La compétition de sens, la politique, la culture, ne sont plus intéressés qu’à ce jeu enfantin et à ces mécanismes imbus d’eux-mêmes.
Dessous, gronde et sourde la vraie colère. A ne pas la saisir pour ce qu’elle est, et à en instrumentaliser le potentiel, elle nous mène au déclin.Les accords sur le climat, dits de la COP21, ont été dénigrés. Ils ont été salués certes, mais un grand nombre de nos compatriotes en relativisent la portée. Pour eux, c’est de l’enfumage.
Pourtant, la quasi-totalité des 193 Etats membres de l’ONU ont signé des engagements pour réduire les émissions des gaz à effet de serre. Il s’agit d’une victoire sur l’immobilisme qui doit en appeler d’autres, mais surtout de la prise en compte d’une échelle globale dans les politiques nationales.

 

Cette manière d’acter une responsabilité commune dans le domaine du climat est une première. Cela a été, quelques jours après des attentats qui imposaient aux esprits un sceau sauvage et sanguinaire, un acte majeur qui mérite d’être reconnu comme tel.
Il consistait à placer un grand nombre de gouvernements et d’Etats à la hauteur d’enjeux qui vont au delà, même si des effets concrets nous affectent déjà, des intérêts et des revendications immédiats sur lesquels leurs citoyens les appellent.
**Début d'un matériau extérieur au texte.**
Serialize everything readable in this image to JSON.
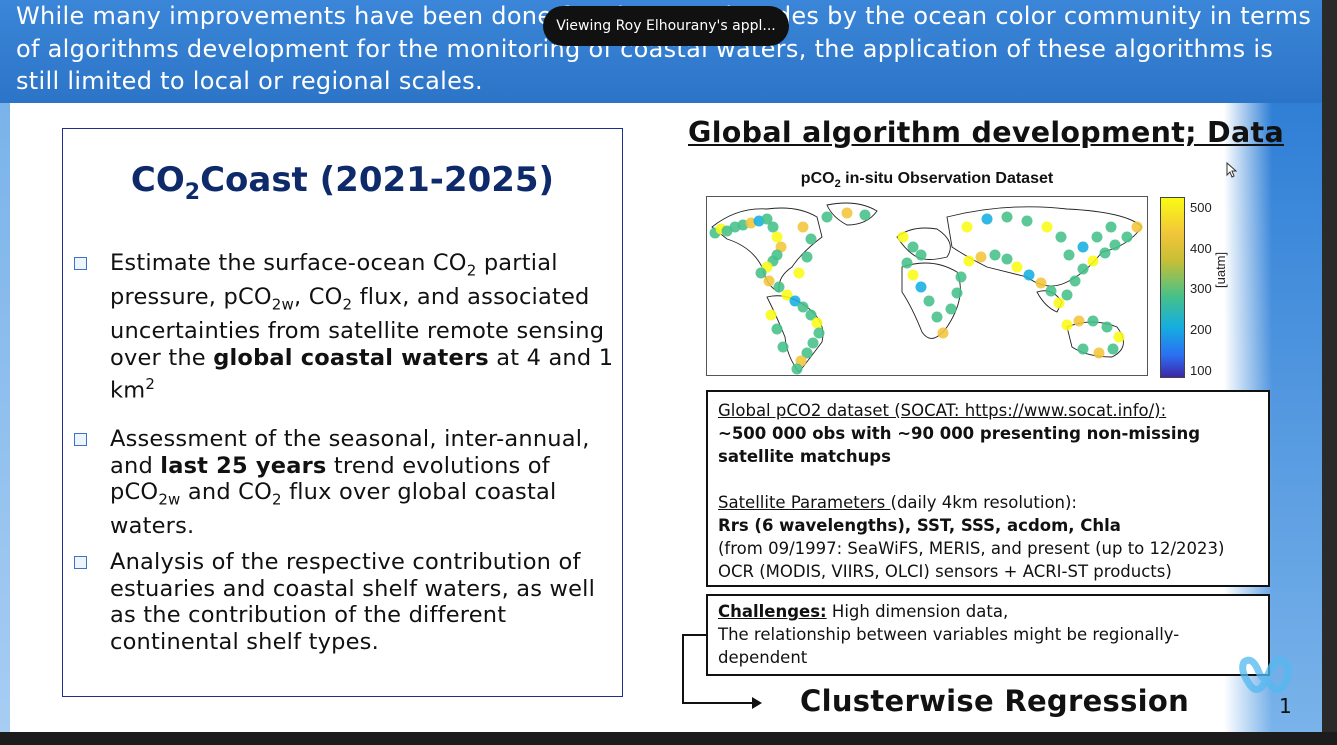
{
  "banner": {
    "text": "While many improvements have been done for almost 3 decades by the ocean color community in terms of algorithms development for the monitoring of coastal waters, the application of these algorithms is still limited to local or regional scales."
  },
  "overlay": {
    "viewing_label": "Viewing Roy Elhourany's appl..."
  },
  "left": {
    "title_pre": "CO",
    "title_sub": "2",
    "title_post": "Coast (2021-2025)"
  },
  "right": {
    "title": "Global algorithm development; Data",
    "map_title_pre": "pCO",
    "map_title_sub": "2",
    "map_title_post": " in-situ Observation Dataset",
    "colorbar": {
      "ticks": [
        "500",
        "400",
        "300",
        "200",
        "100"
      ],
      "unit": "[uatm]",
      "colors": [
        "#f9fa14",
        "#f2c53a",
        "#46c08a",
        "#15aee0",
        "#3e26a8"
      ]
    }
  },
  "data_box": {
    "line1": "Global pCO2 dataset (SOCAT: https://www.socat.info/):",
    "line2": "~500 000 obs with ~90 000 presenting non-missing satellite matchups",
    "line3_u": "Satellite Parameters ",
    "line3_rest": "(daily 4km resolution):",
    "line4": "Rrs (6 wavelengths), SST, SSS, acdom, Chla",
    "line5": "(from 09/1997: SeaWiFS, MERIS, and present (up to 12/2023) OCR (MODIS, VIIRS, OLCI) sensors + ACRI-ST products)"
  },
  "challenges": {
    "label": "Challenges:",
    "text1": " High dimension data,",
    "text2": "The relationship between variables might be regionally-dependent"
  },
  "cluster": {
    "label": "Clusterwise Regression"
  },
  "slide_number": "1"
}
Il faudrait savoir faire cela sur tous les enjeux et éloigner ces enjeux universels des pièges des rhétoriques et du nombrilisme, en accédant à une nouvelle manière de dire le monde et de se dire soi-même dans le monde.Si nous ne le faisons pas, si nous ne nous prononçons pas dans une densité de l’être telle celle qui est réclamée de notre temps, nous n’aurons pas les excuses dont peuvent se prévaloir nos ancêtres car la réalité du monde ne pouvait pas leur apparaître telle qu’elle commence à s’imposer, que nous le voulions ou pas, à nous.
Nous sommes et nous agissons en connaissance de cause, et nous ne pourrons pas invoquer le fait que nous nous sommes laissé distraire par nos propres turpitudes.
L’humanité doit devenir adulte.

PS: Je ne suis pas surpris par ce que j’écris. Je remercie les quelques lecteurs réunis ici parfois. Cependant, ce que j’interroge précisément ne répond pas. Le peuple dont mes yeux cherchent le regard ne me regarde pas. Mais quelque chose en moi ne le quitte pas des yeux.
Probablement, oui, des psychologues, des psychiatres, ont des mots.
J’ai établi ma propre expérience.
Du bas où vous me tenez, ma voix vient de haut.
Et j’écris dans le temps.
Peut-être suis-je trop signifiant pour ne pas être tenu pour insignifiant dans un temps fermé à la pureté du verbe.
Qu’est devenue l’innocence du peuple?Qu’en est-il advenue ?
Aucune grande justice, aucune grande volonté, ne semblent plus pouvoir s’appuyer dessus.
Se moquer de moi, c’est se moquer de ce que je représente.